# Find probability

Let $X$ (millimeters) be the thickness of the washer. Assume that $X$ has density

$$f(x)= \begin{cases} kx & \text{if 0.9 \leq x \leq 1.1};\\ 0 & \text{otherwise}.\end{cases}$$

What is the probability that a washer has thickness between $0.95\text{ mm}$ and $1.5\text{ mm}$

here is what I got. First I find $k$ and got $k=5$.

Then I find $F(x)$ and got $F(x)= \dfrac{5x^2}{2} -2.025$.

$$P(0.95\leq x\leq 1.5)= F(1.5)-F(0.95)=1-\dfrac{5(0.95)^2}{2} +2.025=76.87\%$$

However, the book say it should be $50\%$. Did I do something wrong?

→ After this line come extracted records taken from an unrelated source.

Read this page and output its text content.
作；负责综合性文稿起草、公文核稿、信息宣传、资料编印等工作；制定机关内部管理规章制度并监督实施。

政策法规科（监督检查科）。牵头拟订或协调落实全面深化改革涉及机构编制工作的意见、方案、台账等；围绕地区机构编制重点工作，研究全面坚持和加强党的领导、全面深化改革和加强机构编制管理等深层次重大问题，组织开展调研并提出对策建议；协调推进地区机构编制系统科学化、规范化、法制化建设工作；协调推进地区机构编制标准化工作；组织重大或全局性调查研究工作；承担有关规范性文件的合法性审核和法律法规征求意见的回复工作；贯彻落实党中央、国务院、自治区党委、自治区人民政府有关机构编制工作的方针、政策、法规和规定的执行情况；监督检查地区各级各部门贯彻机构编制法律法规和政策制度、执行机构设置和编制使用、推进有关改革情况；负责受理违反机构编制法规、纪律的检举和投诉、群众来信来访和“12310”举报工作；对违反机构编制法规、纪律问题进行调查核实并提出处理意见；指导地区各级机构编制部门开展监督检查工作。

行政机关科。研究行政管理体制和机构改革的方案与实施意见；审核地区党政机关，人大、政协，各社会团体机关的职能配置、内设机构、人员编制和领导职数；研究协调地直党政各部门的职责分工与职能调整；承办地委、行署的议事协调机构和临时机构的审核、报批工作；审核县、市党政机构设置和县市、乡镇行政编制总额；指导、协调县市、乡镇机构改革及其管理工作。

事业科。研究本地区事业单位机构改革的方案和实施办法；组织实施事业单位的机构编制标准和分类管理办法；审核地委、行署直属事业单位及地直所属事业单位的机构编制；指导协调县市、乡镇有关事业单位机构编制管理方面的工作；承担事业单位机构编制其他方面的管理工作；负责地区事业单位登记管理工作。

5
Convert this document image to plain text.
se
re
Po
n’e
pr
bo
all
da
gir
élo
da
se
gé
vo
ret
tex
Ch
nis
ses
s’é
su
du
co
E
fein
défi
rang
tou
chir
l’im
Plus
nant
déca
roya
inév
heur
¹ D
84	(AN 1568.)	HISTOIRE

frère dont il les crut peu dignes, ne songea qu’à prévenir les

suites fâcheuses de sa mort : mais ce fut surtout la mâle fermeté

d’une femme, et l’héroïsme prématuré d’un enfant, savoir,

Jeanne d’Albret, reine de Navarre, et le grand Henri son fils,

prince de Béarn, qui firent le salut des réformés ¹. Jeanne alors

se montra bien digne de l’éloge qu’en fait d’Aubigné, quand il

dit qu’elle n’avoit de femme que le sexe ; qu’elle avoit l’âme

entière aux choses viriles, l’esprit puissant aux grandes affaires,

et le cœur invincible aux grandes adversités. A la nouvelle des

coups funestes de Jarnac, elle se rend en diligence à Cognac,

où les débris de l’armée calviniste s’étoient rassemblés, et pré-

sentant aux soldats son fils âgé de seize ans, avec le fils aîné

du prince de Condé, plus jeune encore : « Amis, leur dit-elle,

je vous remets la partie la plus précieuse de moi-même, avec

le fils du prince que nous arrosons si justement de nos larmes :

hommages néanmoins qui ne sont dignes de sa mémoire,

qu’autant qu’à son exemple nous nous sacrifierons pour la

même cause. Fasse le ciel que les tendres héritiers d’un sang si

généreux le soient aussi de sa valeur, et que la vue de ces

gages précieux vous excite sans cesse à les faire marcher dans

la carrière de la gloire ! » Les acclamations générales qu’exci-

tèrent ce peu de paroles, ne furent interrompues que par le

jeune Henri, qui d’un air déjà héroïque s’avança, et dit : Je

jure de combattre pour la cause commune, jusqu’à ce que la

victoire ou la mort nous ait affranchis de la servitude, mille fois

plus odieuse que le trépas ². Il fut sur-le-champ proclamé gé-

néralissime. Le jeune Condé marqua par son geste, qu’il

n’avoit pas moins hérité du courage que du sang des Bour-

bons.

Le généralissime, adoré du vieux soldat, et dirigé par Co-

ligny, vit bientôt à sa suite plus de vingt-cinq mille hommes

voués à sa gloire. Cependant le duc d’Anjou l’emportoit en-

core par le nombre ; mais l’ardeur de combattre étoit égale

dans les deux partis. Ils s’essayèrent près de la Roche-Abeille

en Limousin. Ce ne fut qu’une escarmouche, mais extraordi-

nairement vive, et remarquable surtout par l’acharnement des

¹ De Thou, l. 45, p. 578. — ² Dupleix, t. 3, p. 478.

• I believe your answer is correct. I integrated the pdf from 0.95 to 1.5 and got 0.76875
– ved
Jul 2, 2014 at 15:41
• "Did I do something wrong?" Yes, you miscopied "between 0.95 mm and 1.05 mm" and replaced it by "between 0.95 mm and 1.5 mm".
– Did
Jul 2, 2014 at 19:36

I think there is a typo:

$\qquad$What is the probability that a washer has thickness between $0.95\text{ mm}$ and $1.5\text{ mm}$

should be:

$\qquad$What is the probability that a washer has thickness between $0.95\text{ mm}$ and $1.05\text{ mm}$.

Then,

$$P(0.95\leq x\leq 1.05)= F(1.05)-F(0.95)=\dfrac{5(1.05)^2}{2} +2.025-\dfrac{5(0.95)^2}{2} +2.025=50\%$$.

I got the same result as you.

I think it cannot be $50\%$ because the density is increasing by a factor $k=5>1$, which means the probability above the middle $x=1$ is larger than $50\%$. So the probability including below the middle $0.95$ cannot be $50\%$.